The old man said nothing.

"Give it to me!" screamed the old woman. "They were my turnips, so it
is my whistle-pipe."

"Well, whatever you do, don't blow in it," says the old man, and he
hands over the whistle-pipe.

She wouldn't listen to him.

"What?" says she; "I must not blow my own whistle-pipe?"

And with that she put the whistle-pipe to her lips and blew.

Out jumped the three lively whips, flew up in the air, and began to
beat her--phew! phew! phew!--one after another. If they made the old
man sore, it was nothing to what they did to the cross old woman.

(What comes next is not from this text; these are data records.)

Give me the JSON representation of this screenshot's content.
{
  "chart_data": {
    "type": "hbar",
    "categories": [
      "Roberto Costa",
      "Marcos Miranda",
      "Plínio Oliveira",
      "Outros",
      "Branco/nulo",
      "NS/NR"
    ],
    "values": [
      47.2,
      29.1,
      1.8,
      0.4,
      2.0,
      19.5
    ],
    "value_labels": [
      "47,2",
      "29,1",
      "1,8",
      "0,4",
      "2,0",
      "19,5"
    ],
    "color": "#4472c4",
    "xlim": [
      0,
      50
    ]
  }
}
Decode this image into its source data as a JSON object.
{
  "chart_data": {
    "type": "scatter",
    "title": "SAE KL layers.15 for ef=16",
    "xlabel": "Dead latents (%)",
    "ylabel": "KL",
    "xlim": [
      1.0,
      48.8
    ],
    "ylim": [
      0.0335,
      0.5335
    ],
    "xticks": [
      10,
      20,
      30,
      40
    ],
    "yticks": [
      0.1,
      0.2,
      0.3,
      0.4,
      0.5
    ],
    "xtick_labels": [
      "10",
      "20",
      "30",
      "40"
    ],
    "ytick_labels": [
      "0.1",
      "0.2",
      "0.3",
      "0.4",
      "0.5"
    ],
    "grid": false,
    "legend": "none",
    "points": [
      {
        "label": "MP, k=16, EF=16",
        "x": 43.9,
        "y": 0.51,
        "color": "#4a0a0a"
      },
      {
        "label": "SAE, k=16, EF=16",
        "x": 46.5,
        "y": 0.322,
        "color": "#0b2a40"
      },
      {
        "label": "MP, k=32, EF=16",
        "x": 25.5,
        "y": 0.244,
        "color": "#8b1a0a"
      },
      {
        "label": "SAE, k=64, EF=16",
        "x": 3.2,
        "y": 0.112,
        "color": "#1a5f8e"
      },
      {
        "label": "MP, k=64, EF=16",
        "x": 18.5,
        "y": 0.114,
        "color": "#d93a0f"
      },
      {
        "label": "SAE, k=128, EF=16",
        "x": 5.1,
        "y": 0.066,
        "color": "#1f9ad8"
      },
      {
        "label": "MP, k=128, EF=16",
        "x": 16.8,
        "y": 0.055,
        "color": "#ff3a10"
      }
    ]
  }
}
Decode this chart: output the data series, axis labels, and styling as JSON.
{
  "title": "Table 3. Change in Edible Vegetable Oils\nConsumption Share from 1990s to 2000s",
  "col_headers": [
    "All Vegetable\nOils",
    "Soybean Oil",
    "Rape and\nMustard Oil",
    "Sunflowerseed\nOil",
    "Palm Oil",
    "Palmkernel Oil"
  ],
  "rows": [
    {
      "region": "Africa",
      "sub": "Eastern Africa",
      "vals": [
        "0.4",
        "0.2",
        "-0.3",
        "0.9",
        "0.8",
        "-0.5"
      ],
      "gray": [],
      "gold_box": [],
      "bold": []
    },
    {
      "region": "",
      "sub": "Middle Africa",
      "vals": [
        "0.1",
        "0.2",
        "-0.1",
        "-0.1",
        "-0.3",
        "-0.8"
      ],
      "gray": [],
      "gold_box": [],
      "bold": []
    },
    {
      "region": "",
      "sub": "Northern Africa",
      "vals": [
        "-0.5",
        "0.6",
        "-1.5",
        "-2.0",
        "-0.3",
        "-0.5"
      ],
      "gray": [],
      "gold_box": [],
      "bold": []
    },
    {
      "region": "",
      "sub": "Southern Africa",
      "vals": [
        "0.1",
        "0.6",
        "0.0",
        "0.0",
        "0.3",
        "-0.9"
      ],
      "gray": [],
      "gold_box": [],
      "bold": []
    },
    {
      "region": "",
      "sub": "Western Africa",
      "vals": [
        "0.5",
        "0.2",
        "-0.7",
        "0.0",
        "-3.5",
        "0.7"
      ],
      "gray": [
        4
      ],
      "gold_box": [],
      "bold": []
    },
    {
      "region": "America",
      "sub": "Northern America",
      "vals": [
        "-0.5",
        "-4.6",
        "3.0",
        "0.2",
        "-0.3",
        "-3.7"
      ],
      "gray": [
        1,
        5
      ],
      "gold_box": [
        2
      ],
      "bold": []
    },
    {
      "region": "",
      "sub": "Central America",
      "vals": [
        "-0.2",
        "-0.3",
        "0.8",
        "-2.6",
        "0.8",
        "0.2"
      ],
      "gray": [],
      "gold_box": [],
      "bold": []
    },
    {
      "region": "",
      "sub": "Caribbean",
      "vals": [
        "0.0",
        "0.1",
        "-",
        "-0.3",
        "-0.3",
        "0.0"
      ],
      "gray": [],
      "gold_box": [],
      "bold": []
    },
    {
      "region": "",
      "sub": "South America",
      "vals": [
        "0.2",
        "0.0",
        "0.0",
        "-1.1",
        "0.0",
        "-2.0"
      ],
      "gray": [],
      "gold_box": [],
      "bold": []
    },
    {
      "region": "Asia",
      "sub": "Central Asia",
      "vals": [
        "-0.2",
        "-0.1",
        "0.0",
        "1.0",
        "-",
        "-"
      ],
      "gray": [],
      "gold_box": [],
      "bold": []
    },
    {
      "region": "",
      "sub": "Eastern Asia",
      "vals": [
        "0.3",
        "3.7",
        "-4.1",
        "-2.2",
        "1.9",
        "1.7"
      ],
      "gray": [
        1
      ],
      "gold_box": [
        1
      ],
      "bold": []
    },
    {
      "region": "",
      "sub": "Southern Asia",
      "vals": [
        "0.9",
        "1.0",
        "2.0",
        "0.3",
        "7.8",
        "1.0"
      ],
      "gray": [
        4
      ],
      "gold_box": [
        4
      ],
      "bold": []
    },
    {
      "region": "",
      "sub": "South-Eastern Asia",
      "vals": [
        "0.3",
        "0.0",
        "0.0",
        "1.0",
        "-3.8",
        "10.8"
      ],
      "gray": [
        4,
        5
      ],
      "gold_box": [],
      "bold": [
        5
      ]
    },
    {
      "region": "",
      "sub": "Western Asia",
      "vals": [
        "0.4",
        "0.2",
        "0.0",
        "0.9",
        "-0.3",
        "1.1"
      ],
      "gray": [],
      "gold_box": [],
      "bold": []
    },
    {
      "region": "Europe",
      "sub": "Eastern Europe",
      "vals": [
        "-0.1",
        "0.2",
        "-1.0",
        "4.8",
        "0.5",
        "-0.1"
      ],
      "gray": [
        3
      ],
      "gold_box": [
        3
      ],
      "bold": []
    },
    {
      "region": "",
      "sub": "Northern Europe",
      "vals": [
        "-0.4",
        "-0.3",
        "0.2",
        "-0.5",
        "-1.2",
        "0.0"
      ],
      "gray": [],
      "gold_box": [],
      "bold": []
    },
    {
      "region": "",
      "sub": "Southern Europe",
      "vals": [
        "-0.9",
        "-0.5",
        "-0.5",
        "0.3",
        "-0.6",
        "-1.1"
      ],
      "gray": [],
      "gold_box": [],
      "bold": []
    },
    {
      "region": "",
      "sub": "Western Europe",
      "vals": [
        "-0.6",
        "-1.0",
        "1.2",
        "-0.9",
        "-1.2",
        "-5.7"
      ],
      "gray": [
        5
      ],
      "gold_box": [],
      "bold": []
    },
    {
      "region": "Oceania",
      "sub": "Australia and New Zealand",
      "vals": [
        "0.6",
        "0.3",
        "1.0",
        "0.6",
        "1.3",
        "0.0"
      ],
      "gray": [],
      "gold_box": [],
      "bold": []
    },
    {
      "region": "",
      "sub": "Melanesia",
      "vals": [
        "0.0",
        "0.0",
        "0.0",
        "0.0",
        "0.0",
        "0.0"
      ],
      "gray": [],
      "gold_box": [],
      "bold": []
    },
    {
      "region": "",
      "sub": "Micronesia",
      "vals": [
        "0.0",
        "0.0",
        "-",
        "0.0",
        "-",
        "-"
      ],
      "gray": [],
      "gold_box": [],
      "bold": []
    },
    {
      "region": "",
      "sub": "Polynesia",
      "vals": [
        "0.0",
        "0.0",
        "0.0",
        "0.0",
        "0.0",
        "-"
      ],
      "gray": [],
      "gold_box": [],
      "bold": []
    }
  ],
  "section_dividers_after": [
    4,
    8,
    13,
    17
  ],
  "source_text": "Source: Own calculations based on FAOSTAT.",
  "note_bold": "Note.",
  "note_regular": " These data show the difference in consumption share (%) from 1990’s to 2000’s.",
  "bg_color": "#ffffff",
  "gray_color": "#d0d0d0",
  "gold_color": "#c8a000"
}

"Stop them! Stop them!" she screamed, running this way and that in the
hut, with the whips flying after her beating her all the time. "I'll
never scold again. I am to blame. I stole the magic tablecloth, and
put an old one instead of it. I hid it in the iron chest." She ran to
the iron chest and opened it, and pulled out the tablecloth. "Stop
them! Stop them!" she screamed, while the whips laid it on hard and
fast, one after the other. "I am to blame. The goat that sneezes gold
pieces is hidden in the bushes. The goat by the door is one of the old
ones. I wanted all the gold for myself."

All this time the old man was trying to get hold of the whistle-pipe.